Braconid wasps are attracted by different types of yarrow including common and fern-leaf yarrow. They also enjoy dill, lemon balm and they love parsley.

Image credit: gbohne

Mealybug Destroyer Beetles – Mealy bugs leave a froth on leaves of plants called honeydew and this bug, also known as Cryptolaemus Montrouzieri came from Australia a century ago. They eat mealybugs, aphids and other soft insects.

The beetle lays its own eggs near the eggs of mealybugs and when the larvae feed on eggs, young mealybugs and the honeydew. The adults look much like the mealybugs they destroy. They are attracted by dill, fennel, sunflower and goldenrod.
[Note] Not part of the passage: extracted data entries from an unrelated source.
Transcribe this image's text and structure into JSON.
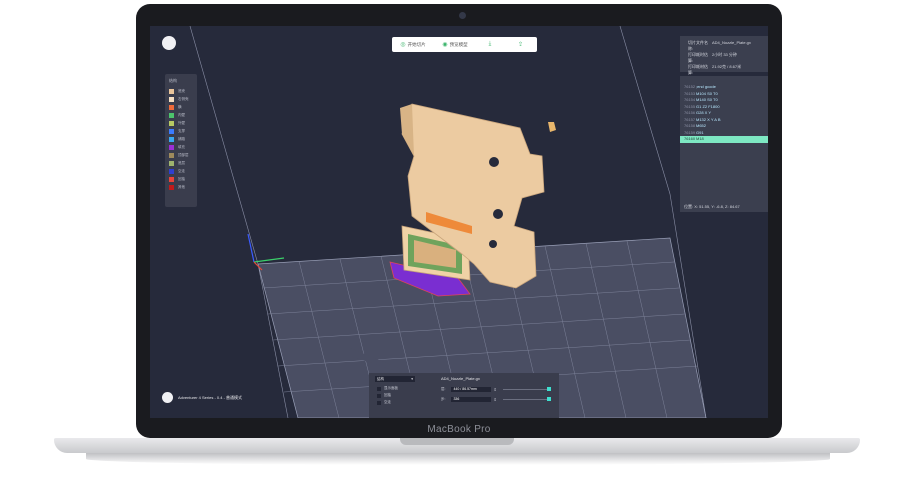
{
  "device": {
    "brand_label": "MacBook Pro"
  },
  "toolbar": {
    "items": [
      {
        "icon": "slice-icon",
        "label": "开始切片"
      },
      {
        "icon": "preview-icon",
        "label": "预览模型"
      },
      {
        "icon": "download-icon",
        "label": ""
      },
      {
        "icon": "print-icon",
        "label": ""
      }
    ]
  },
  "legend": {
    "title": "结构",
    "items": [
      {
        "label": "底壳",
        "color": "#e9c49a"
      },
      {
        "label": "右侧壳",
        "color": "#f2dcc0"
      },
      {
        "label": "横",
        "color": "#ee6a3a"
      },
      {
        "label": "内壁",
        "color": "#4cc46c"
      },
      {
        "label": "外壁",
        "color": "#b7c963"
      },
      {
        "label": "支撑",
        "color": "#3b7bff"
      },
      {
        "label": "铺路",
        "color": "#3aa8f0"
      },
      {
        "label": "填充",
        "color": "#9b2fd6"
      },
      {
        "label": "顶部层",
        "color": "#9e8a5c"
      },
      {
        "label": "底层",
        "color": "#9fb46e"
      },
      {
        "label": "空走",
        "color": "#2f3fd0"
      },
      {
        "label": "回抽",
        "color": "#e9443a"
      },
      {
        "label": "其他",
        "color": "#c11a1a"
      }
    ]
  },
  "info_panel": {
    "rows": [
      {
        "label": "切片文件名称:",
        "value": "AD4_Nozzle_Plate.gx"
      },
      {
        "label": "打印耗时估算:",
        "value": "2小时 33 分钟"
      },
      {
        "label": "打印耗材估算:",
        "value": "21.92克 / 8.67米"
      }
    ]
  },
  "gcode": {
    "lines": [
      {
        "num": "76152",
        "code": ";end gcode"
      },
      {
        "num": "76153",
        "code": "M104 S0 T0"
      },
      {
        "num": "76154",
        "code": "M140 S0 T0"
      },
      {
        "num": "76155",
        "code": "G1 Z2 F1800"
      },
      {
        "num": "76156",
        "code": "G28 X Y"
      },
      {
        "num": "76157",
        "code": "M132 X Y A B"
      },
      {
        "num": "76158",
        "code": "M652"
      },
      {
        "num": "76159",
        "code": "G91"
      },
      {
        "num": "76160",
        "code": "M18",
        "highlight": true
      }
    ],
    "position": "位置: X: 51.55, Y: -6.8, Z: 84.67"
  },
  "bottom_panel": {
    "select_value": "结构",
    "options": [
      "显示面板",
      "回抽",
      "空走"
    ],
    "file_name": "AD4_Nozzle_Plate.gx",
    "rows": [
      {
        "label": "层:",
        "value": "440 / 86.57mm"
      },
      {
        "label": "步:",
        "value": "336"
      }
    ]
  },
  "status": {
    "text": "Adventurer 4 Series - 0.4 - 普通模式"
  }
}
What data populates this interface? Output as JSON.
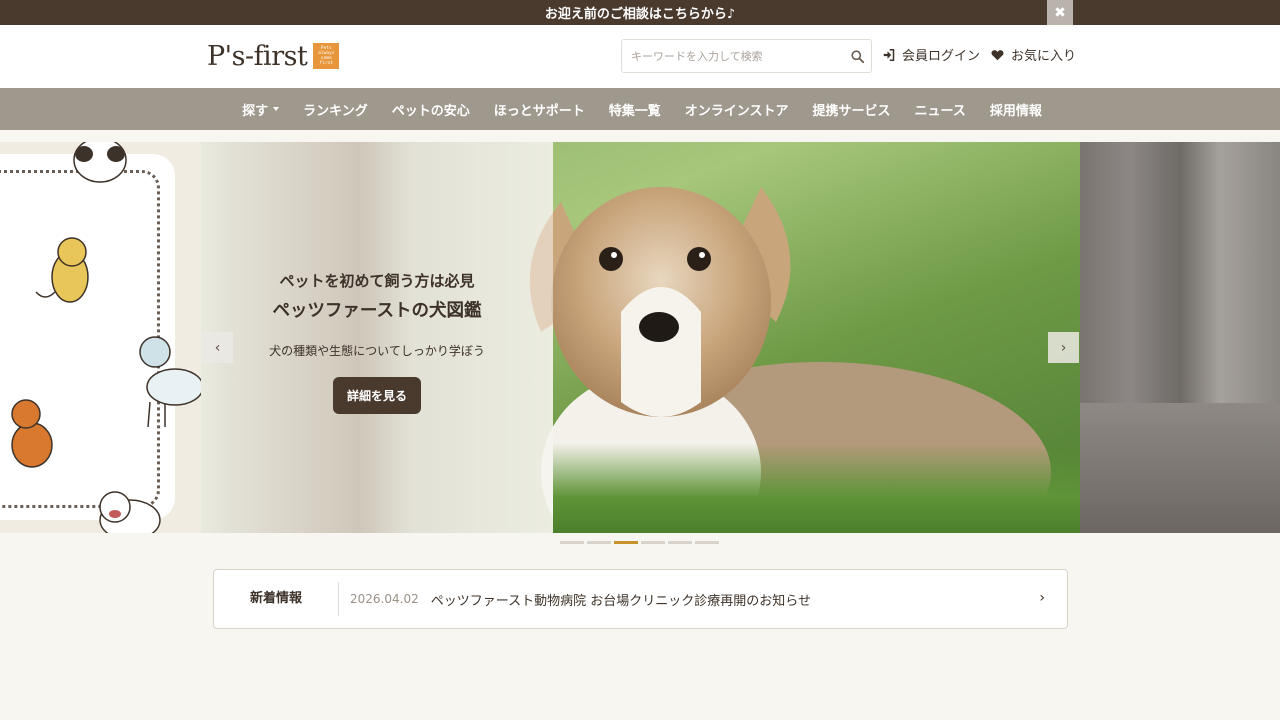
{
  "topbar": {
    "message": "お迎え前のご相談はこちらから♪",
    "close_label": "✖"
  },
  "header": {
    "logo_text": "P's-first",
    "search_placeholder": "キーワードを入力して検索",
    "login_label": "会員ログイン",
    "favorites_label": "お気に入り"
  },
  "nav": {
    "items": [
      {
        "label": "探す"
      },
      {
        "label": "ランキング"
      },
      {
        "label": "ペットの安心"
      },
      {
        "label": "ほっとサポート"
      },
      {
        "label": "特集一覧"
      },
      {
        "label": "オンラインストア"
      },
      {
        "label": "提携サービス"
      },
      {
        "label": "ニュース"
      },
      {
        "label": "採用情報"
      }
    ]
  },
  "hero": {
    "subtitle": "ペットを初めて飼う方は必見",
    "title": "ペッツファーストの犬図鑑",
    "description": "犬の種類や生態についてしっかり学ぼう",
    "button_label": "詳細を見る",
    "prev_label": "‹",
    "next_label": "›",
    "slide_count": 6,
    "active_slide": 3
  },
  "news": {
    "label": "新着情報",
    "date": "2026.04.02",
    "text": "ペッツファースト動物病院 お台場クリニック診療再開のお知らせ",
    "arrow": "›"
  },
  "colors": {
    "brand_dark": "#4a3a2e",
    "nav_bg": "#9e988d",
    "accent": "#c8922d",
    "logo_orange": "#e8963c"
  }
}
Image credit: Katja Schultz

Damsel Bugs – Damsel bugs love spider mites, aphids, leafhoppers, potato beetle, cabbage worm and other caterpillars. They will sometimes feed on plants in the garden, but do little harm. They usually are found in grain fields and like to hide in wheat or oats. They do well when provided with fennel, caraway, spearmint, goldenrod and alfalfa.

The beneficial insects above are the most common and easiest to maintain. Get them from nurseries and release them in your garden per the instructions so that you can battle pests with predators rather than toxic chemicals.